Scientists have long lamented the portrayal of scientists in television and in popular culture. There are several stereotypes: There’s the classic mad scientist, à la Dr. Frankenstein, pursuing ethically questionable research in a basement or tower. There’s the socially awkward supergeek who forgoes family and personal relationships for the pursuit of Science. There’s scientist-as-pawn, of industry or other big evil boss. But increasingly, notes Anthony Dudo of the University of Texas at Austin, there’s also the scientist as hero, protagonist, saver-of-the-day.
“Historically, there seems to be a broad anecdotal impression within the scientific community that televised representations of scientists are negative,” says Dudo, who studies how science and technology are communicated to the public. But “televised representations of scientists, writ large, are not as negative as is often assumed.” Recent research by Dudo and colleagues at the University of Wisconsin–Madison and elsewhere suggests that those complaining about negative depictions of science should quit their whining and ahem, take a look at the data.
Dudo and his colleagues surveyed a week of prime time television each fall for several years. The scientists focused on four variables: sex, race, occupation and whether the character was portrayed as good or bad. Of the 2,868 characters, only 1 percent were scientists (medical was a separate category with 8 percent). But these scientists were much more likely to be good (81 percent) than bad (3 percent), compared with 65 percent good for all characters. Scientists came in a close second to police, who are portrayed as good guys more than 85 percent of the time.
And like police, TV scientists live dangerously. Science is portrayed as “one of the more dangerous and violent professions,” the researchers note in a paper to appear in Communication Research. While only 2.5 percent of lawyers and 2.2 percent of medical characters kill someone on TV, 3.2 percent of scientists are murderers. They are also victims more often: 6.5 percent are killed, versus 1.3 percent of medical types. But Dudo’s work suggests that hazardous duty for TV scientists does not foment scientific illiteracy.
The assumption that popular culture sows the seeds of scientific discontent is enduring, notes Dudo. (Though not always with bad consequences: the National Academy of Sciences created the Science & Entertainment Exchange in 2008 in an effort to provide Hollywood with more accurate representations of science and scientists.) This view is based largely on a study done in the 1980s. Back in that day, there were more bad TV scientists—for every villainous scientist, there were only five virtuous ones. And more important, people who watched a lot of TV were less likely to view science favorably. Dudo and his colleagues did not find this link between negative views of science and amount of viewing.
“It may be easy to find examples of outdated scientific stereotypes on TV—The Big Bang Theory comes to mind—but reflexive dismissiveness toward science on TV prevents us from seeing how it can be uniquely positioned to aid in science learning,” he says.
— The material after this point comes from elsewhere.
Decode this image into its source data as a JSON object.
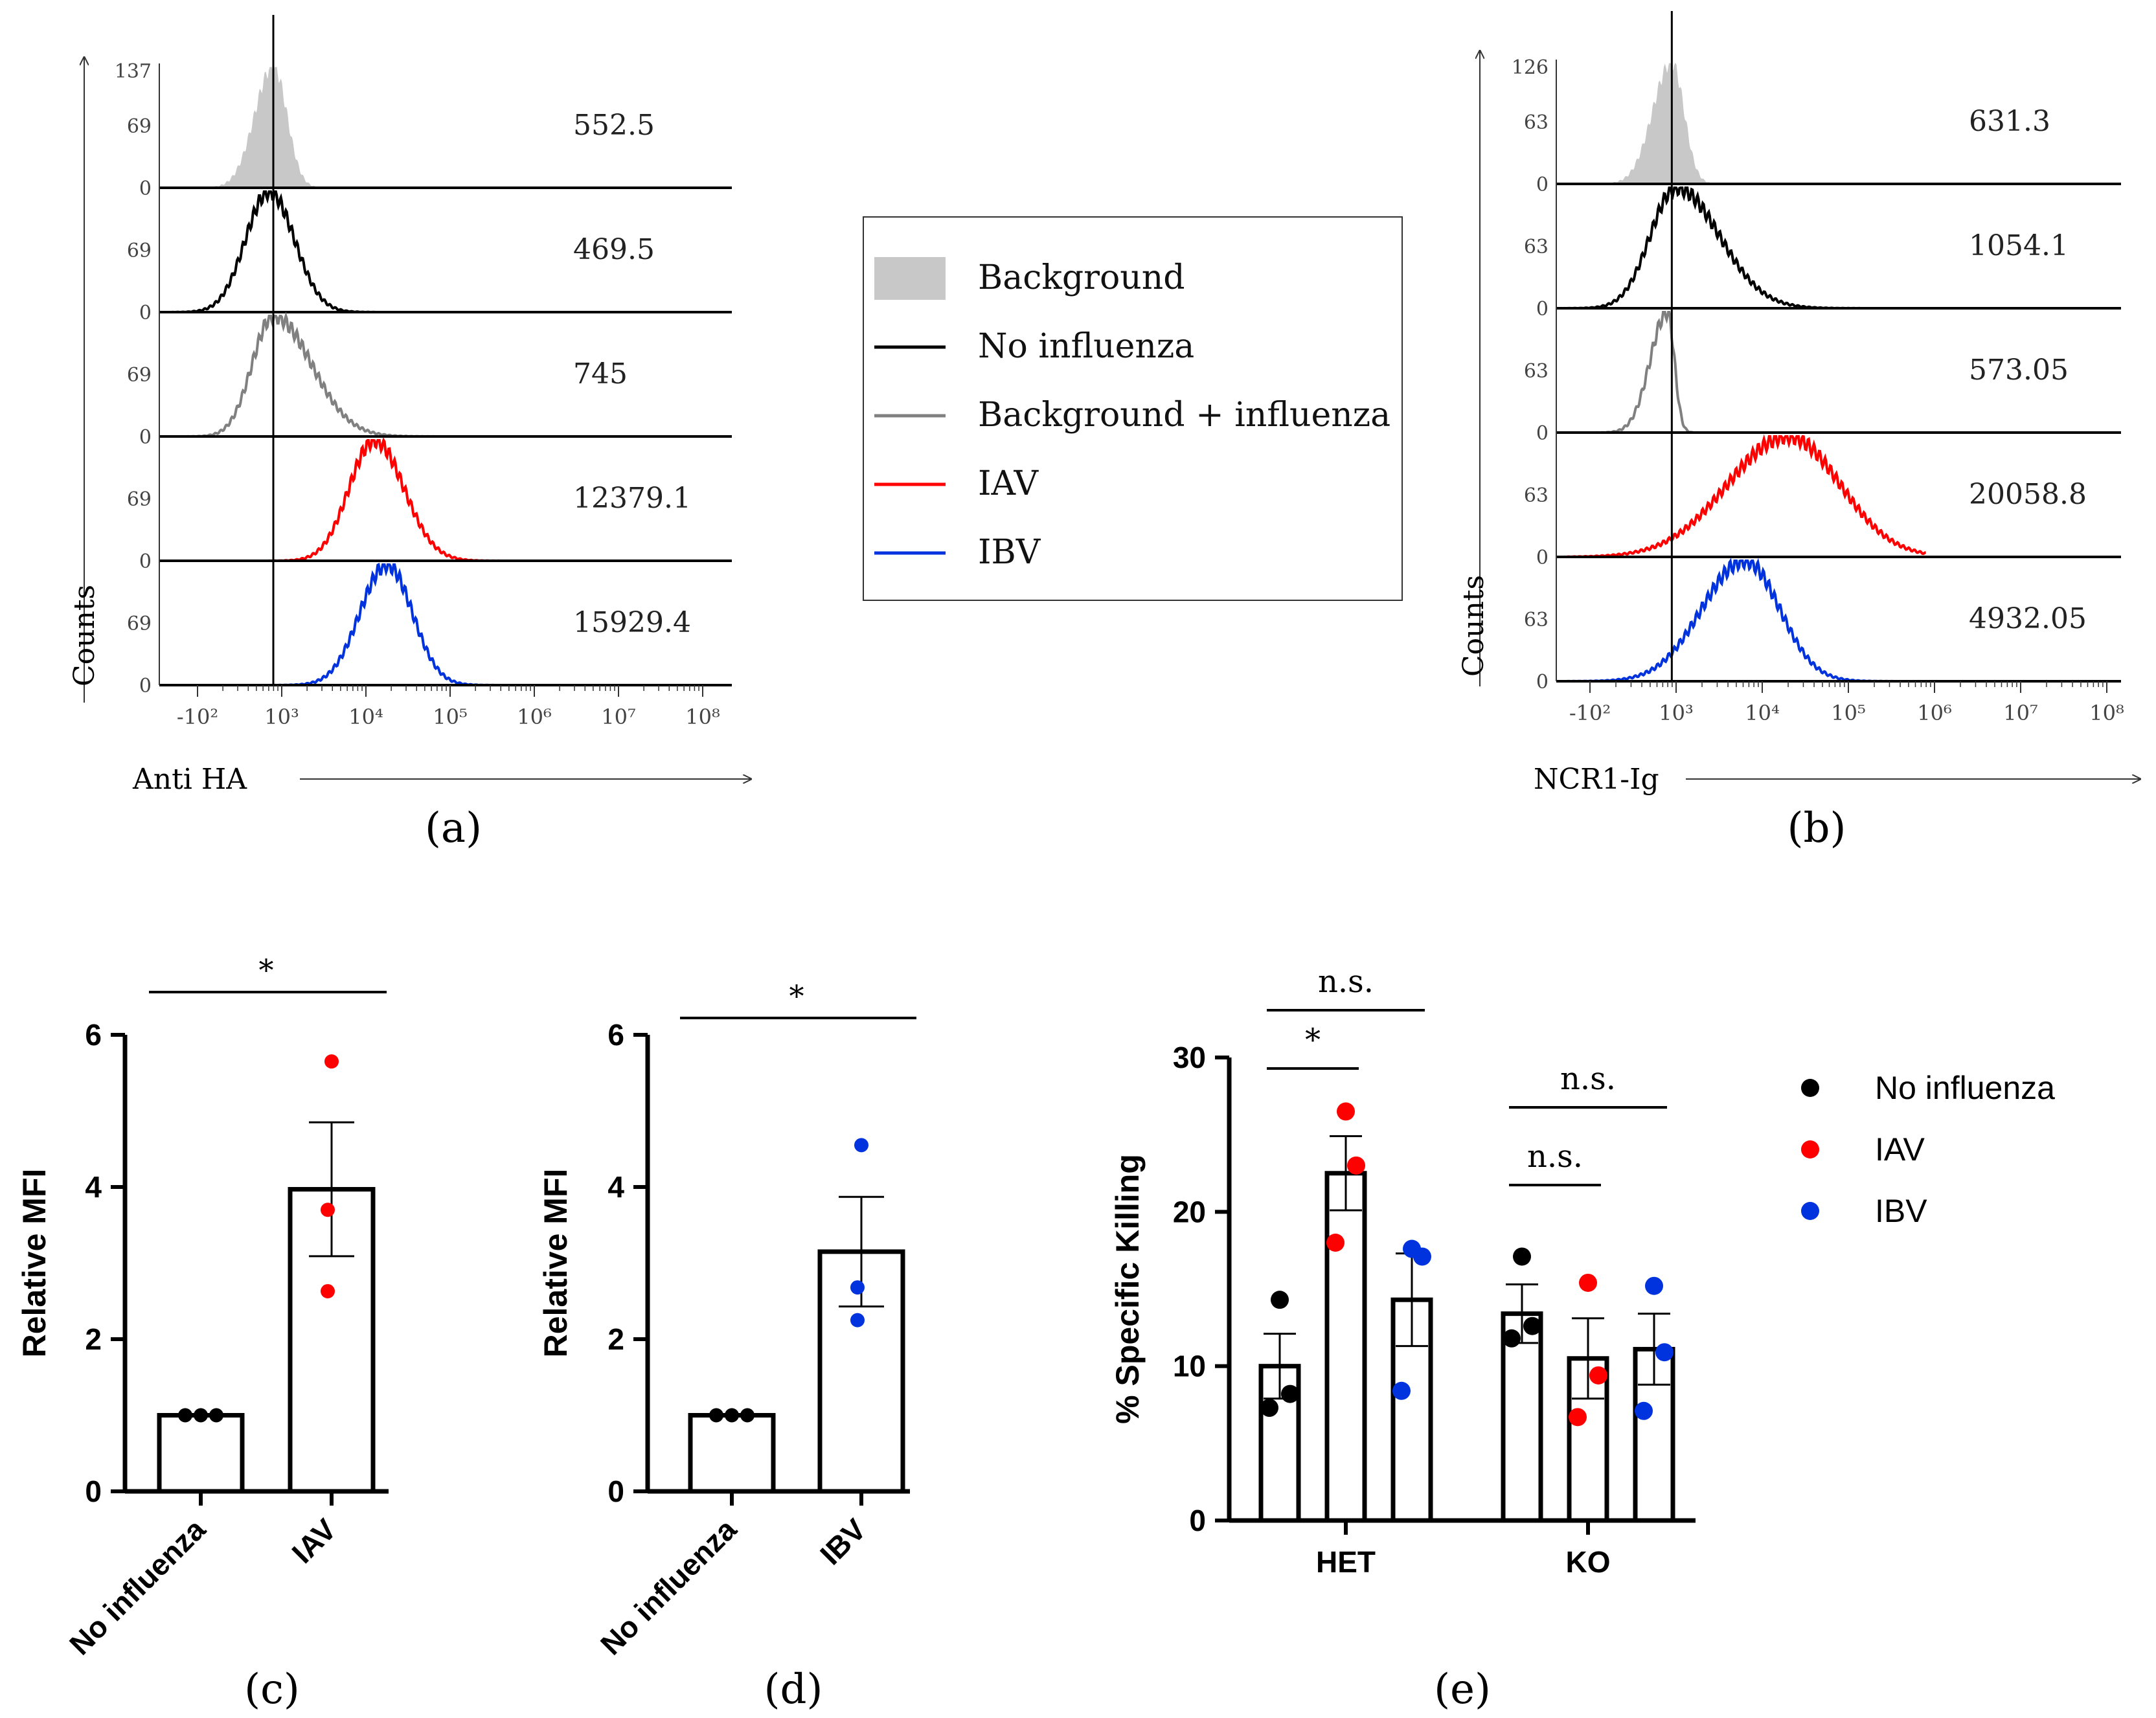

Maybe the shift in television’s presentation of science has more to do with scientists being represented as people like us rather than as a foreign species. In Dudo’s analysis, 16 percent of the TV scientists were not plain old good or bad, but mixed. While we often watch TV to escape to a world where things are more black and white, where good and evil are clearly defined, some of the best television shows make those lines awfully blurry. Consider The Wire, Dexter and The Shield. And Walter White on Breaking Bad is one of those mostly good people who does some illegal, dangerous and perhaps morally wrong things. He isn’t carefree about it like the classic evil scientist, but is a complicated person, contending with darkness. As Walter struggles, we struggle, we root for him, we empathize (all the while admiring his mad chemistry skills). Because even though science is often black and white in its answers, scientists aren’t. Not even ones played by actors on TV.